LD has also set up a complaint hotline for employees to report suspected cases where employers fail to comply with the requirement of taking out employees’ compensation insurance policies. Upon receipt of a complaint, LD would make investigation promptly.
(b) The Hospital Authority (HA) is a statutory body providing public hospital service. As a public organisation, HA has been providing necessary medical service and treatment to patients. HA’s doctors conduct medical assessment and issue leave certificates based on their professional judgment and clinical conditions of individual patients.
(c) An employer cannot evade his liabilities under the ECO by labelling his employees as self-employed persons. Even if an employer makes a “sub-contractor contract” with his employee with a view to changing the latter’s identity to be a “self-employed person”, if in essence there exists an employer-employee relationship, the employer is still required to pay compensation to an employee who sustains an injury or dies arising out of employment, and to take out an employees’ compensation insurance policy according to the law. If an employer fails to take out an employees’ compensation insurance policy as required by the ECO, he is still liable to pay compensation by himself where his employees are injured or die arising out of employment.
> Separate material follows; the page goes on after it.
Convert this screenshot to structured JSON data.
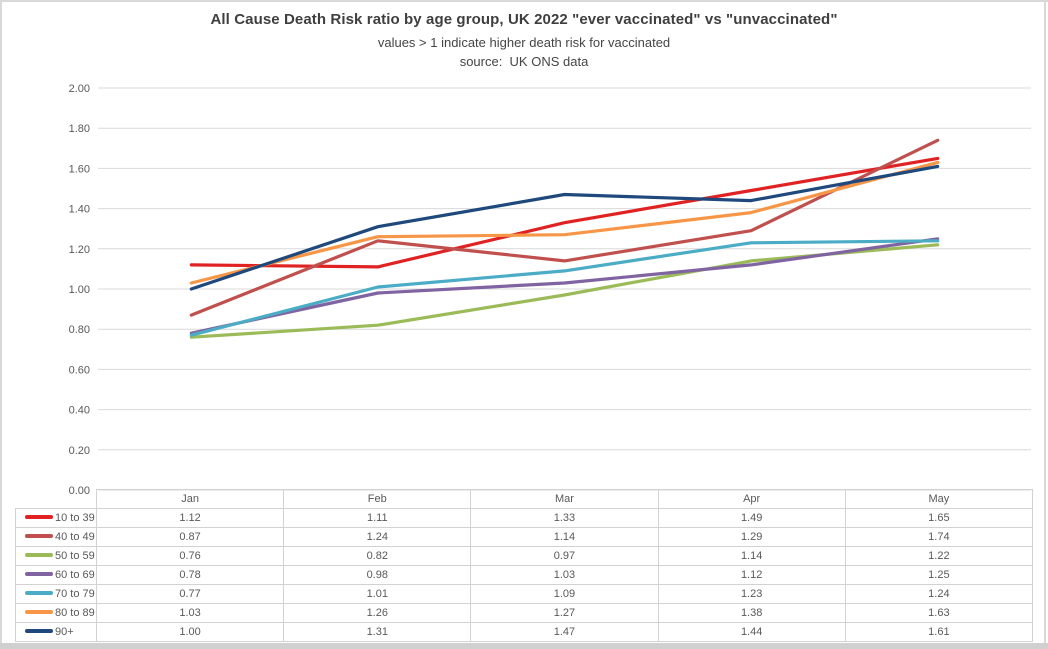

In 2011, the Employees’ Compensation Division of LD received a total of 35 cases involving dispute about self-employed identities, but did not receive any complaint about “faked directors”. Among these cases, LD had initiated prosecution against five employers who were suspected of not taking out employees’ compensation insurance policies as required by the ECO. Of these cases, three were convicted, one acquitted and the hearing of one is in progress.